Test if two BSTs are equal in Java

Question

I would like to test if two given BSTs (Binary Search Trees) are equal in Java. The BST nodes do not have pointers to the parent nodes.

The simplest solution is to traverse both BSTs, create two traversal lists and test if the lists are equal. However it requires O(N) memory.

I would like to try another way: create an Iterator, which traverses the BSTs, and ... the rest is obvious.

Does it make sense? Is there any "better" (simpler and efficient) solution to test if two BSTs are equal?

Answer 1

The easiest way could be, create a hash of both tree and then check whether they are equal or not. This only apply if the content of both tree are same as well.

How to create checksum and then compare those checksum.

http://www.mkyong.com/java/how-to-generate-a-file-checksum-value-in-java/

Answer 2

Implement a recursive equals() method.

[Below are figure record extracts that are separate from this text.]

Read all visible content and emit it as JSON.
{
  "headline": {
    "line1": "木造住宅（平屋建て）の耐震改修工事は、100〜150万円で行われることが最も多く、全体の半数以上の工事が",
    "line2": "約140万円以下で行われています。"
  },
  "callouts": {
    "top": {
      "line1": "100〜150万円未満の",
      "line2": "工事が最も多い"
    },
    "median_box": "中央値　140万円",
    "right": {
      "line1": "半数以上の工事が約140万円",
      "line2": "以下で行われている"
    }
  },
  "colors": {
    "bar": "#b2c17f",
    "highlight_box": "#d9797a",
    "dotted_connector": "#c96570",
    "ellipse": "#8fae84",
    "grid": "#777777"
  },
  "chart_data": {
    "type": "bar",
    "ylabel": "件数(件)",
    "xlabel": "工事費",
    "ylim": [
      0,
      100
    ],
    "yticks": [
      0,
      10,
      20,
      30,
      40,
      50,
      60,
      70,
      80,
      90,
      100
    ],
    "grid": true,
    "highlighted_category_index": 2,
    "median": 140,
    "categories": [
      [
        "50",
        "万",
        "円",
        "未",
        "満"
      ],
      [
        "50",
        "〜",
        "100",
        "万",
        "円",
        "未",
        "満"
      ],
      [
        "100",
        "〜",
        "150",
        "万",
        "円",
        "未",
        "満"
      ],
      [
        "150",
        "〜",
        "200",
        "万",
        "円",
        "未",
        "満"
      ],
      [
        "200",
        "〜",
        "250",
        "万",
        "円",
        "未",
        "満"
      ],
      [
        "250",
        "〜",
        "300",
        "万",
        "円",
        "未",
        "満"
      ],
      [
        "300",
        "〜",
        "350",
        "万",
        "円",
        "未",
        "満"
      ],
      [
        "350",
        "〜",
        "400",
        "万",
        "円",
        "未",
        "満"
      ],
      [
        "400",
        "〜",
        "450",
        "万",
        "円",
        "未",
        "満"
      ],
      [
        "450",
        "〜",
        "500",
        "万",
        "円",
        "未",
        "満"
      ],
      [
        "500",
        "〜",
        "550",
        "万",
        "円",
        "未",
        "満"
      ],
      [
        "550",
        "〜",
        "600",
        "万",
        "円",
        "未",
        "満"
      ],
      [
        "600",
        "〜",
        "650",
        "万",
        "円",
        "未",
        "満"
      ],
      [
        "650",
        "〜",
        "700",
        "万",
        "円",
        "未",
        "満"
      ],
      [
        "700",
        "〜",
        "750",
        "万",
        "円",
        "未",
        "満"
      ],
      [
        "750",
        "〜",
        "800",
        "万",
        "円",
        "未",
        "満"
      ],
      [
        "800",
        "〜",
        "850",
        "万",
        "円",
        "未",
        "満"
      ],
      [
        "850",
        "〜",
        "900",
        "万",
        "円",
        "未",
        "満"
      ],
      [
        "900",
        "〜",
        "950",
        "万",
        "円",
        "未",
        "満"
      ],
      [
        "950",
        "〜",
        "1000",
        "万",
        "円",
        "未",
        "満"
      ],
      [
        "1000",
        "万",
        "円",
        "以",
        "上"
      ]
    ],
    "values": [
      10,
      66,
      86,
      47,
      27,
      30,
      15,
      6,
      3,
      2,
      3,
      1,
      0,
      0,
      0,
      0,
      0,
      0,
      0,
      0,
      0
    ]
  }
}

It would require no memory, and would be easy to code.

Something like this should work:

public class Node {

    Object value;
    private Node left;
    private Node right;

    public boolean equals(Object o) {
        if (o instanceof Node) {
            Node node = (Node)o;
            if (value.equals(node.value)) {
                return true;
            }
            return ((left == null && node.left == null) || left.equals( node.left)) && 
                    ((right == null && node.right == null) || right.equals( node.right));
        }
        return false;
    }
}

Note that you should override hashCode() to reflect this implementation, so consider naming the above impl as equalsDeep() instead and skipping the hashCode() impl.

Answer 3

1. Binary search tree is a tree, right?

2. Two trees are equal if they have the same root and the same children.

3. Each child is also a tree.

4. See point 2.

Hint: recursion. The memory consumption is O(logn) (prove it yourself).